First, we employed ultrafast ultrasound imaging, which provides very fast imaging speeds, but worse image quality compared to slower imaging methods. Due to time constraints related to anesthesia and system memory limitations in our experiment, we opted to use only one plane-wave angle to image the spine. This resulted in poor image quality where the spine target is visible but noisy. The poor image quality translated to a noisier ultrasound displacement signal compared to the accelerometer. Future work could also use coded excitation to improve signal-to-noise ratio. This noise is then further amplified by the double-differentiation operation to convert the displacement signal to acceleration. This can be mitigated in the future by using multiple coherently-compounded plane-wave angles to achieve better image quality at a reasonably high imaging speed30. With less noise in the image, the accuracy of the measurements should improve. Coherent compounding, however, may also be susceptible to significant motion artifacts owing to induced vibrations having velocities greater than 0.5 m/s.

Second, from our tri-axial accelerometer, we found that most of the vibrational movement of the spine is in the elevational and lateral directions. This was further confirmed in the ultrasound images by observing the spine target disappearing in one frame and then reappearing at the next frame. When the spine moves out-of-plane, it degrades the accuracy of the cross-correlation displacement estimate, and these errors propagate further down the signal and into the converted acceleration signal.

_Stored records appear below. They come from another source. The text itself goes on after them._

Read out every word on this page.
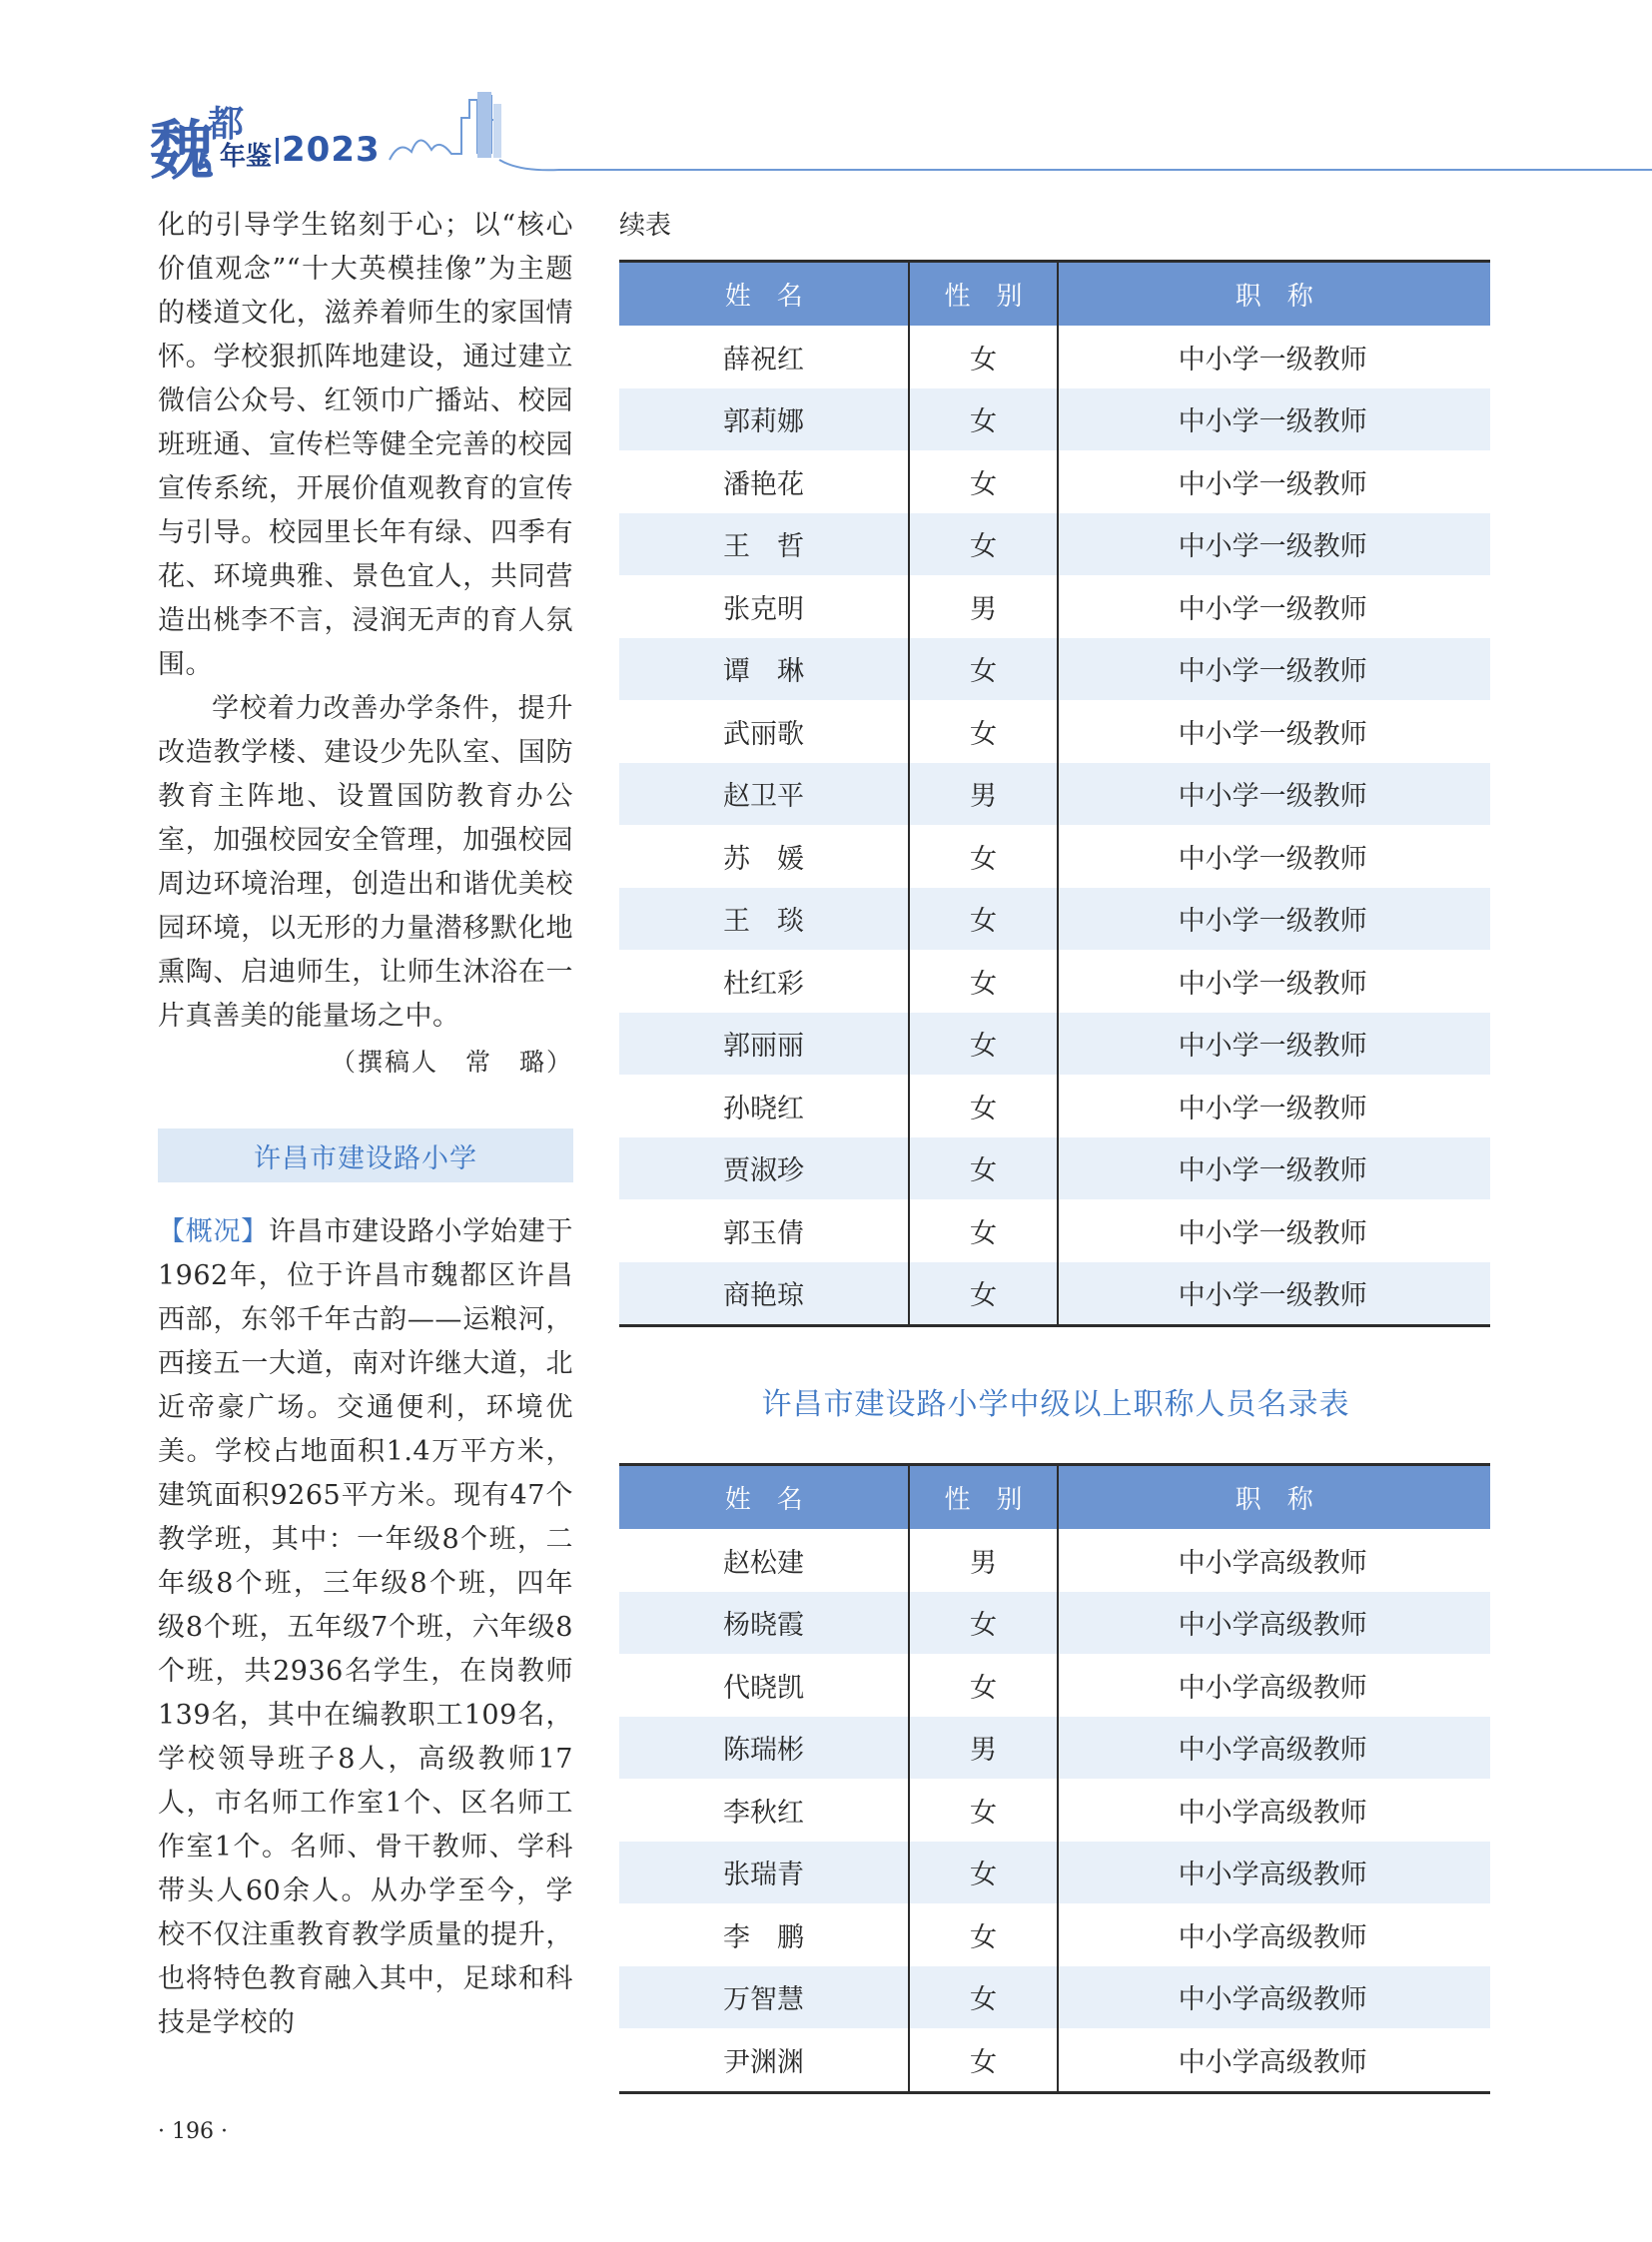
魏
都
年鉴 2023

化的引导学生铭刻于心；以“核心价值观念”“十大英模挂像”为主题的楼道文化，滋养着师生的家国情怀。学校狠抓阵地建设，通过建立微信公众号、红领巾广播站、校园班班通、宣传栏等健全完善的校园宣传系统，开展价值观教育的宣传与引导。校园里长年有绿、四季有花、环境典雅、景色宜人，共同营造出桃李不言，浸润无声的育人氛围。

学校着力改善办学条件，提升改造教学楼、建设少先队室、国防教育主阵地、设置国防教育办公室，加强校园安全管理，加强校园周边环境治理，创造出和谐优美校园环境，以无形的力量潜移默化地熏陶、启迪师生，让师生沐浴在一片真善美的能量场之中。

（撰稿人　常　璐）

许昌市建设路小学

【概况】许昌市建设路小学始建于1962年，位于许昌市魏都区许昌西部，东邻千年古韵——运粮河，西接五一大道，南对许继大道，北近帝豪广场。交通便利，环境优美。学校占地面积1.4万平方米，建筑面积9265平方米。现有47个教学班，其中：一年级8个班，二年级8个班，三年级8个班，四年级8个班，五年级7个班，六年级8个班，共2936名学生，在岗教师139名，其中在编教职工109名，学校领导班子8人，高级教师17人，市名师工作室1个、区名师工作室1个。名师、骨干教师、学科带头人60余人。从办学至今，学校不仅注重教育教学质量的提升，也将特色教育融入其中，足球和科技是学校的

续表

姓　名	性　别	职　称
薛祝红	女	中小学一级教师
郭莉娜	女	中小学一级教师
潘艳花	女	中小学一级教师
王　哲	女	中小学一级教师
张克明	男	中小学一级教师
谭　琳	女	中小学一级教师
武丽歌	女	中小学一级教师
赵卫平	男	中小学一级教师
苏　媛	女	中小学一级教师
王　琰	女	中小学一级教师
杜红彩	女	中小学一级教师
郭丽丽	女	中小学一级教师
孙晓红	女	中小学一级教师
贾淑珍	女	中小学一级教师
郭玉倩	女	中小学一级教师
商艳琼	女	中小学一级教师
许昌市建设路小学中级以上职称人员名录表
姓　名	性　别	职　称
赵松建	男	中小学高级教师
杨晓霞	女	中小学高级教师
代晓凯	女	中小学高级教师
陈瑞彬	男	中小学高级教师
李秋红	女	中小学高级教师
张瑞青	女	中小学高级教师
李　鹏	女	中小学高级教师
万智慧	女	中小学高级教师
尹渊渊	女	中小学高级教师
· 196 ·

Third, it is very difficult to align the ultrasound transducer and the accelerometer to exactly the same imaging plane. This leaves room for small variations in the magnitude and shape of the signal relative to each other since they are no longer sampled from the same plane. This alignment issue coupled with the out-of-plane movements of the spine could negatively alter the time-correlation and magnitude results shown above.

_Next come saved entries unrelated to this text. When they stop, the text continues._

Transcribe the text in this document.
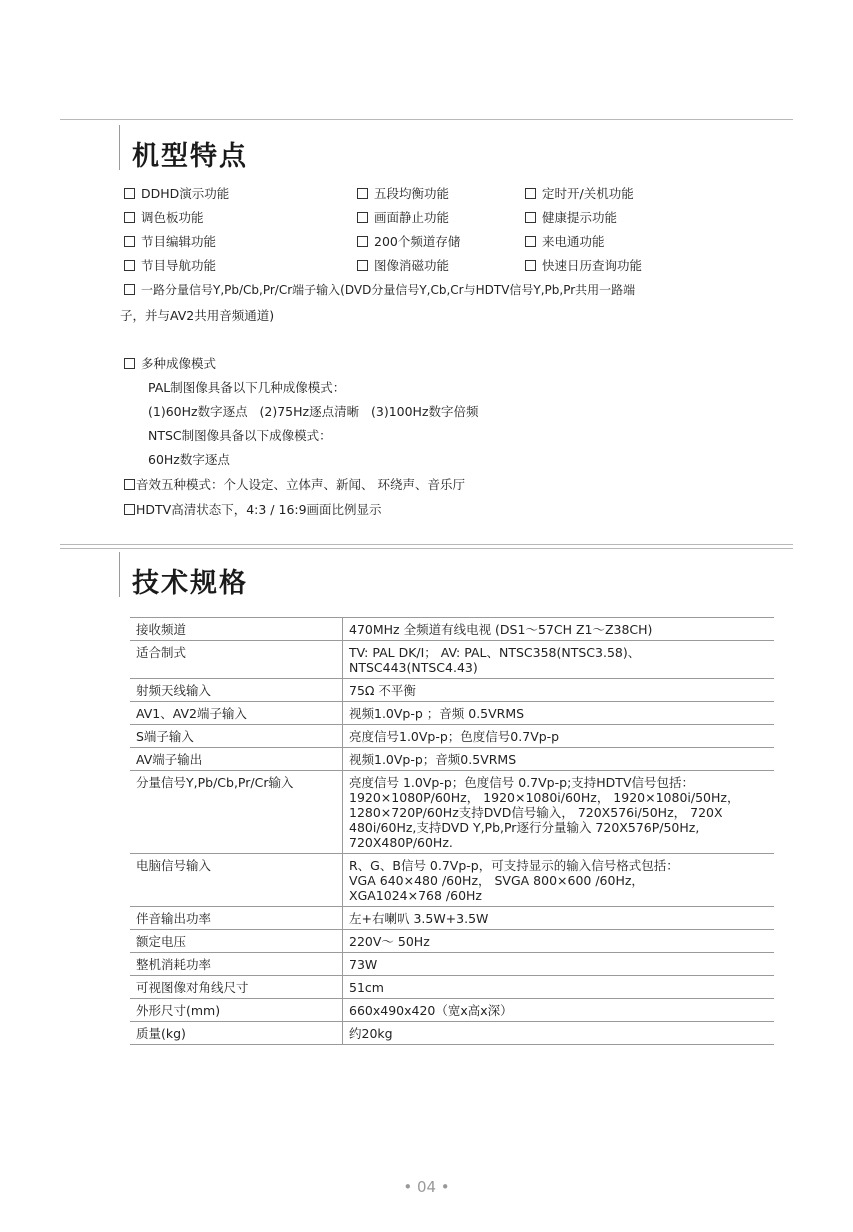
机型特点
DDHD演示功能	五段均衡功能	定时开/关机功能
调色板功能	画面静止功能	健康提示功能
节目编辑功能	200个频道存储	来电通功能
节目导航功能	图像消磁功能	快速日历查询功能
一路分量信号Y,Pb/Cb,Pr/Cr端子输入(DVD分量信号Y,Cb,Cr与HDTV信号Y,Pb,Pr共用一路端
子，并与AV2共用音频通道)
多种成像模式
PAL制图像具备以下几种成像模式：
(1)60Hz数字逐点   (2)75Hz逐点清晰   (3)100Hz数字倍频
NTSC制图像具备以下成像模式：
60Hz数字逐点
音效五种模式：个人设定、立体声、新闻、 环绕声、音乐厅
HDTV高清状态下，4:3 / 16:9画面比例显示
技术规格
接收频道	470MHz 全频道有线电视 (DS1～57CH Z1～Z38CH)
适合制式	TV: PAL DK/I； AV: PAL、NTSC358(NTSC3.58)、
NTSC443(NTSC4.43)
射频天线输入	75Ω 不平衡
AV1、AV2端子输入	视频1.0Vp-p ；音频 0.5VRMS
S端子输入	亮度信号1.0Vp-p；色度信号0.7Vp-p
AV端子输出	视频1.0Vp-p；音频0.5VRMS
分量信号Y,Pb/Cb,Pr/Cr输入	亮度信号 1.0Vp-p；色度信号 0.7Vp-p;支持HDTV信号包括：
1920×1080P/60Hz， 1920×1080i/60Hz， 1920×1080i/50Hz，
1280×720P/60Hz支持DVD信号输入， 720X576i/50Hz， 720X
480i/60Hz,支持DVD Y,Pb,Pr逐行分量输入 720X576P/50Hz,
720X480P/60Hz.
电脑信号输入	R、G、B信号 0.7Vp-p，可支持显示的输入信号格式包括：
VGA 640×480 /60Hz， SVGA 800×600 /60Hz，
XGA1024×768 /60Hz
伴音输出功率	左+右喇叭 3.5W+3.5W
额定电压	220V～ 50Hz
整机消耗功率	73W
可视图像对角线尺寸	51cm
外形尺寸(mm)	660x490x420（宽x高x深）
质量(kg)	约20kg
• 04 •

The effect of these issues can be reduced by imaging a vibrational event multiple times and from multiple orientations to obtain a clearer and higher quality image that represents the true vibrational response of the spine. Multiple results from different orientations can be averaged and processed further to give a more robust 3-D visualization of the movement.

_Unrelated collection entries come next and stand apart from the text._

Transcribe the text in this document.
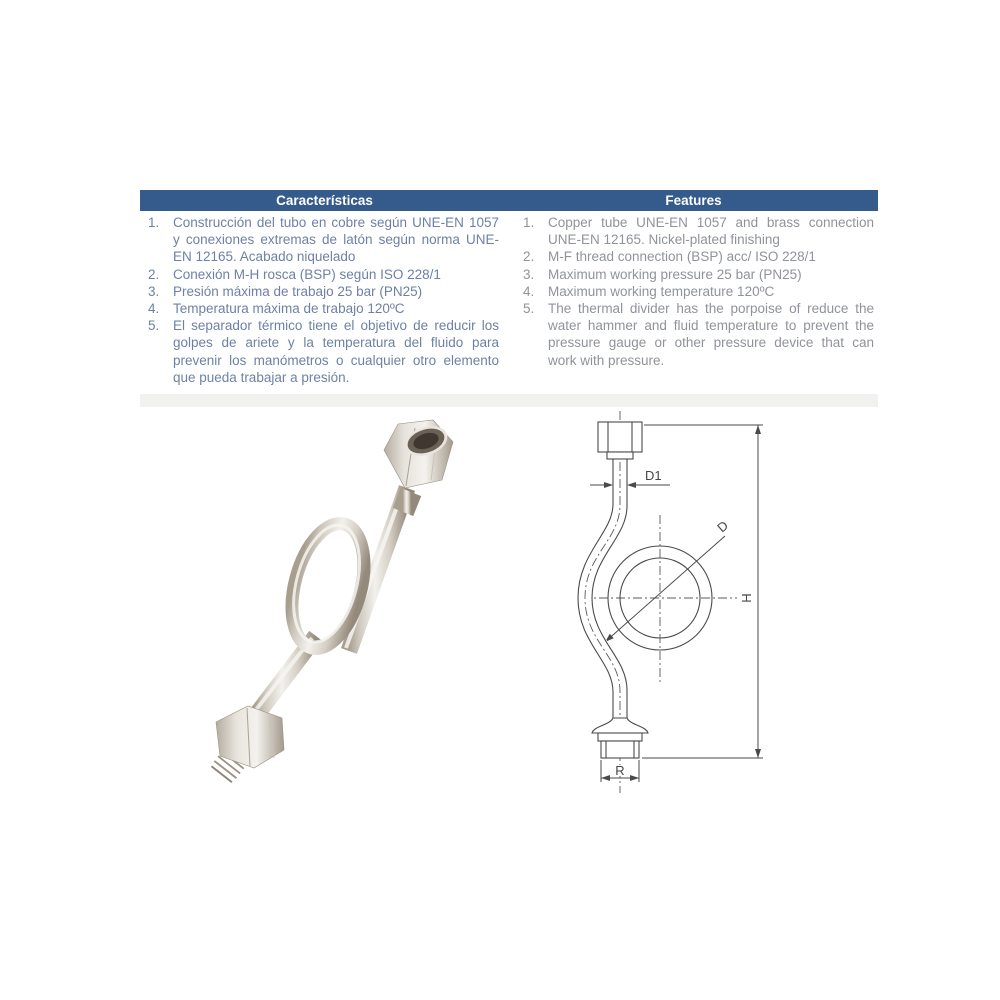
Características	Features
Construcción del tubo en cobre según UNE-EN 1057 y conexiones extremas de latón según norma UNE-EN 12165. Acabado niquelado
Conexión M-H rosca (BSP) según ISO 228/1
Presión máxima de trabajo 25 bar (PN25)
Temperatura máxima de trabajo 120ºC
El separador térmico tiene el objetivo de reducir los golpes de ariete y la temperatura del fluido para prevenir los manómetros o cualquier otro elemento que pueda trabajar a presión.
Copper tube UNE-EN 1057 and brass connection UNE-EN 12165. Nickel-plated finishing
M-F thread connection (BSP) acc/ ISO 228/1
Maximum working pressure 25 bar (PN25)
Maximum working temperature 120ºC
The thermal divider has the porpoise of reduce the water hammer and fluid temperature to prevent the pressure gauge or other pressure device that can work with pressure.
D
D1
H
R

Other than cross-correlation displacement estimation, there are a wide variety of motion estimation techniques in ultrasound31,32,33. These include examples such as block matching, maximum-likelihood motion estimation, and intensity-independent feature tracking. In the future, different motion estimation techniques will be tested to try to improve displacement results.

Despite these limitations, non-invasive ultrasound imaging appears to perform well in quantifying vibrational time signatures and frequencies compared to the gold-standard invasive accelerometer. Hence, these results show that ultrafast ultrasound imaging is a very good candidate for assessing non-invasive spinal pathology. In the future, we will explore the ability of ultrasound to differentiate spinal vibrational signatures based on different spinal pathologies.

Conclusion

Temporal and spectral signatures of driven spinal vibrations estimated from non-invasive ultrafast ultrasound are accurate when compared to an invasive gold-standard accelerometer in a study involving a cohort of 7 swine. Future work will focus on classification of different spinal pathologies by analyzing spine vibrational signatures from live subjects.